Extending losses for second straight session, the US markets ended lower on Friday on worries about runaway inflation spurred by the sudden jump in US Treasury bond yields. Dow Jones Industrial witnessed its biggest one-day percentage drop since August, while both the S&P and the Nasdaq logged the biggest daily drop since late June. Besides, the Labor Department report showed weaker than expected job growth in September, the jump in employment in August was upwardly revised and the unemployment rate fell to its lowest level since 1969. The Labor Department said non-farm payroll employment climbed by 134,000 jobs in September, while street had expected an increase of about 185,000 jobs.

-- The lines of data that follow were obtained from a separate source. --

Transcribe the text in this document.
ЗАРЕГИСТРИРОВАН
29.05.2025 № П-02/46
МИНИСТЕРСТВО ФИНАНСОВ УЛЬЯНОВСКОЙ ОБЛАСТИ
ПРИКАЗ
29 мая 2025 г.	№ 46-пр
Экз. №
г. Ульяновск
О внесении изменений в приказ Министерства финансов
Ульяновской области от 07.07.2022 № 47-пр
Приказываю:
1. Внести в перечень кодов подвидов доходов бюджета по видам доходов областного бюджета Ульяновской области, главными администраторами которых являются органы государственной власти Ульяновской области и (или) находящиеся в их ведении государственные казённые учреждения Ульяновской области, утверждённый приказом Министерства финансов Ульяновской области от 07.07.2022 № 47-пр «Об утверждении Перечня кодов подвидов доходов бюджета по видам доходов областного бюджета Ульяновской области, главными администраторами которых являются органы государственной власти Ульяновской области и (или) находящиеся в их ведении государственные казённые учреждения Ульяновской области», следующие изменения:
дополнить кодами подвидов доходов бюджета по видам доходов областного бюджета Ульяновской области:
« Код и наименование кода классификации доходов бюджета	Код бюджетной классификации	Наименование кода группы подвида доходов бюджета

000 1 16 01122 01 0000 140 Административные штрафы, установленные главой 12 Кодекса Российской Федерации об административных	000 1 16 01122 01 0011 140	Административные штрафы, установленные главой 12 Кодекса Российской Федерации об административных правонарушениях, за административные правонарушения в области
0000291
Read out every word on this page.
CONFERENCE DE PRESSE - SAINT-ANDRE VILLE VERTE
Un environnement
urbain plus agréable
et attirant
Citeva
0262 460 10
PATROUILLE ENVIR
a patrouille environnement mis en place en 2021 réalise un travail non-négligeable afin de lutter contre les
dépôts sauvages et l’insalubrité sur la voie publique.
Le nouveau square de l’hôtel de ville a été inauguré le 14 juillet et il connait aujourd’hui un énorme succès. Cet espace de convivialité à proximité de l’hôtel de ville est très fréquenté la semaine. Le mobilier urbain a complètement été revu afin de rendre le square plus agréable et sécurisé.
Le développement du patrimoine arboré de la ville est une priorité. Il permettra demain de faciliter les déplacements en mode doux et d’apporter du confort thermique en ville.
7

However, the report also showed a significant upward revision to the pace of job growth in August, with employment spiking by 270,000 jobs compared to the originally reported jump of 201,000 jobs. As per the data, the unemployment rate fell to 3.7% in September from 3.9% in August. The unemployment rate had been expected to edge down to 3.8%. With the bigger than expected decrease, the unemployment rate fell to its lowest level since hitting 3.5% in December of 1969. Average hourly employee earnings rose by $ 0.08 or 0.3% to $ 27.24 in September, reflecting a year-over-year increase of 2.8%. A separate report from the Commerce Department showed that the US trade deficit widened in August, reflecting an increase in imports and a decrease in exports. The Commerce Department said the trade deficit widened to $ 53.2 billion in August from a revised $ 50.0 billion in July. Street had expected the trade deficit to widen to $ 53.5 billion.
Dow Jones Industrial Average declined 180.43 points or 0.68 percent to 26,447.05, Nasdaq slipped 91.06 points or 1.16 percent to 7,788.45 and the S&P 500 was down by 16.04 points or 0.55 percent to 2,885.57.